The most vulnerable people in society will be better protected by local agencies such as councils, the police and the NHS, Care Services Minister Phil Hope announced today.
In response to the Government’s consultation on strengthening protection for vulnerable adults, new legislation will be introduced to enshrine in law the need for every local area to have in place a Safeguarding Adults Board – a body made up of the local social services authority, the police, the NHS and working with all other groups involved in protecting vulnerable adults. The board will ensure that vulnerable adults who suffer abuse will have quick and easy access to the people who can help them best.
The Government, working with stakeholders, will now set in train a programme of work to lead and support all agencies involved in safeguarding adults. It will ensure that everyone involved in the care of vulnerable adults has the skills to protect them.
There will also be a new cross Government Ministerial group which will oversee the safeguarding of vulnerable adults, set priorities, work up new policy and provide national leadership.
Care Services Minister Phil Hope, said:
“Vulnerable adults deserve the best protection we can give them - that often means many local agencies being involved in their care.
“We are going to make it law that every local area must have a Safeguarding Adults Board to look after the most vulnerable people. Some areas already do this and they do it well but I want it to be mandatory and effective for everyone.
“A new Ministerial group will oversee the safeguarding of vulnerable adults. Along with Ministerial colleagues across Government, I will set priorities, new policy and provide a strategic co-ordination role. Our first goal will be to push through legislation on Safeguarding Adults Boards and to issue new and improved guidance.
“I would like to thank all those who contributed to this work.”
Mind's Chief Executive Paul Farmer said:
"People with mental health problems can often face isolation and can be dependent upon care and support that is provided by strangers. We have seen that when agencies work together with people with mental health problems they can prevent abuse from occurring and can ensure that justice is done. By giving priority to this issue the Government is helping to reduce the risk of abuse. Mind has heard many examples where people have been exploited by those tasked with supporting them, such as the woman whose neighbour did her weekly grocery shop but also helped herself to £14,000 of her money and yet her care workers did not notice. We look forward to working with the Government to produce new guidance that will better safeguard the rights of people in vulnerable circumstances."

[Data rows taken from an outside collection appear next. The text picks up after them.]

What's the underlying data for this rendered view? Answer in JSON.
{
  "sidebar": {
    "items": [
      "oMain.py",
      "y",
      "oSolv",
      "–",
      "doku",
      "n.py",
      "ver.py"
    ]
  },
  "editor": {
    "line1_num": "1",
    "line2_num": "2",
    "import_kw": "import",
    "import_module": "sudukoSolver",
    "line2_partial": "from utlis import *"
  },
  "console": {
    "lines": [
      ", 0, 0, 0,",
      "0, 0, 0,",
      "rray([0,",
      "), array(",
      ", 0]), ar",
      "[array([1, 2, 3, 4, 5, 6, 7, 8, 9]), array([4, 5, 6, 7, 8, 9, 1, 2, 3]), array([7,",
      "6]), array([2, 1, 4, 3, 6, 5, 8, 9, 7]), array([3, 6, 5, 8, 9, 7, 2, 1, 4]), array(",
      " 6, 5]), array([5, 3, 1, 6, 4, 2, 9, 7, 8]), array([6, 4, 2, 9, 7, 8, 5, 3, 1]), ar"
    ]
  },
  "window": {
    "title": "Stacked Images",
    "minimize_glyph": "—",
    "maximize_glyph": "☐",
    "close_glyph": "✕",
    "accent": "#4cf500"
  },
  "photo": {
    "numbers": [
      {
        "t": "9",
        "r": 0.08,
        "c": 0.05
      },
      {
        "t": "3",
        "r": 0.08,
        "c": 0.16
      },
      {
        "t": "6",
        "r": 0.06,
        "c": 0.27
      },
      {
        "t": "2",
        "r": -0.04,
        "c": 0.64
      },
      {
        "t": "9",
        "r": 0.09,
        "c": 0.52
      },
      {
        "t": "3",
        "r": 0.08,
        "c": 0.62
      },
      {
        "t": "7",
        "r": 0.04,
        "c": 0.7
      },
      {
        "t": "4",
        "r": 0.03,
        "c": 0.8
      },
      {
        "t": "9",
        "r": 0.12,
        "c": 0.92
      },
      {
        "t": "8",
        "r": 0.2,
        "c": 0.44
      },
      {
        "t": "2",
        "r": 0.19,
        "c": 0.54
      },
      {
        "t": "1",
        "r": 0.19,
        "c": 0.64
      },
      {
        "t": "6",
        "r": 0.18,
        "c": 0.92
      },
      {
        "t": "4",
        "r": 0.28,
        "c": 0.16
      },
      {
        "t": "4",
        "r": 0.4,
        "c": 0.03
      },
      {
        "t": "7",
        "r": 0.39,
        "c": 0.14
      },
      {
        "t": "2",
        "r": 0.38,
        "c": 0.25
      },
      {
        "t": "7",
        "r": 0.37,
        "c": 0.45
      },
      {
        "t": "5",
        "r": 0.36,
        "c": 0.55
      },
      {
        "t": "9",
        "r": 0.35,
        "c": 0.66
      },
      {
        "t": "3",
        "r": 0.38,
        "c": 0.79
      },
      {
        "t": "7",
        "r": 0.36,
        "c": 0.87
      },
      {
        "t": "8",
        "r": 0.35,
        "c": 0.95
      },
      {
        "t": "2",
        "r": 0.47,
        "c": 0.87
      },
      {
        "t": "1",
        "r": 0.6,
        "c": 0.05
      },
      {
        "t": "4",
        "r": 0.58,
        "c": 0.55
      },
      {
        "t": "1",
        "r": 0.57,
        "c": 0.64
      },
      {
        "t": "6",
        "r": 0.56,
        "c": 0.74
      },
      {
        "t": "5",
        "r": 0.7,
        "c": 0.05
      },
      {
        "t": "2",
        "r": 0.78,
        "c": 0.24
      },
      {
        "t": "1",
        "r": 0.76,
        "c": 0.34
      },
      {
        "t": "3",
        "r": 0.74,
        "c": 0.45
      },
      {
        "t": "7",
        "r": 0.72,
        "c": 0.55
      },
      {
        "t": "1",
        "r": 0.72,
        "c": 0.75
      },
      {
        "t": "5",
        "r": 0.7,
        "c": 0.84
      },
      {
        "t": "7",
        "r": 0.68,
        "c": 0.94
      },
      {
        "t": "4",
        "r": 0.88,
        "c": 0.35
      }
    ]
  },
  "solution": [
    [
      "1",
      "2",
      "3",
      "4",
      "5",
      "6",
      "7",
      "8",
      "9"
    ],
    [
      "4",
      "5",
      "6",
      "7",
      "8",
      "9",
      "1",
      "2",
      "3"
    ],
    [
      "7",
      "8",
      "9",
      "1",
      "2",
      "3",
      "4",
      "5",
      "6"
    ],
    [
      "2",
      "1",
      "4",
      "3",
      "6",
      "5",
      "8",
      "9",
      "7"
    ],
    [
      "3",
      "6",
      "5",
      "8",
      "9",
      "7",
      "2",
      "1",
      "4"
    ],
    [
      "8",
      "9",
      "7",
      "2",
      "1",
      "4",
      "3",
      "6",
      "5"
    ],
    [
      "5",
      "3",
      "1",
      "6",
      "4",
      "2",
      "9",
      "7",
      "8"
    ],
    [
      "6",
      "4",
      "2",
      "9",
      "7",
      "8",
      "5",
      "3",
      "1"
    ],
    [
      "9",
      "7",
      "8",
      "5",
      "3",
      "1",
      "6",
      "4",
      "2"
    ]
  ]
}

Chief Constable Richard Crompton, the Association of Chief Police Officers’ lead on vulnerable adults said:
“On behalf of the Police Service, ACPO made a major contribution to the ‘No Secret’ consultation. We are pleased to see that many of the points we made are reflected in the Government announcement and look forward to continued work with Government and partners to improve safeguarding adults from abuse.”
Kathryn Stone, Chief Executive of Voice UK said:
“Voice UK welcomes the announcement that safeguarding boards are to be made statutory. This is a clear signal from government that adults at risk will be prioritised and protected.”
Today’s announcement builds on previous measures which include making every independent care home subject to the Human Rights Act and giving the Care Quality Commission tough powers to penalise or close down care providers who offer substandard care.
The Government is also working with the General Social Care Council on a system of registration for home care workers. This will strengthen protection of vulnerable people, raise the quality of care provided and help prevent abuse.
Legislation that can, and is, being used to safeguard adults includes the Criminal Justice Act 1988, the Mental Capacity Act, 2005, the Fraud Act, the Mental Health Act 1983, the Domestic Violence, Crime and Victims Act 2004, as well as health and safety at work legislation.
By enabling adult services to work more effectively together, the Government is tightening the net so that more offenders are caught and punished within existing law. This approach takes into account the views of many older people and many people with disabilities who say they do not want social workers, police or any other professionals making decisions about their lives.
Notes to editors
1. A summary of contributions to the consultation was published in July 2009 and is available at: http://www.dh.gov.uk/en/Consultations/Responsestoconsultations/DH_102764
2. The current version of ‘No Secrets’, government guidelines on safeguarding vulnerable adults is available at: http://www.dh.gov.uk/en/Publicationsandstatistics/Publications/PublicationsPolicyAndGuidance/DH_4008486
3. The Inter-Ministerial group on safeguarding vulnerable adults will include Ministers from the Department of Health, Home Office, Ministry of Justice, and the Attorney General’s Office. It will have its first meeting in March.
4. Adult Safeguarding Boards are developed by local authorities working closely with the NHS and the police. They work to raise awareness and promote the welfare of vulnerable adults by the development of effective co-operation across public services. Legislation to place them on a statutory footing will be drafted as soon as Parliamentary time allows.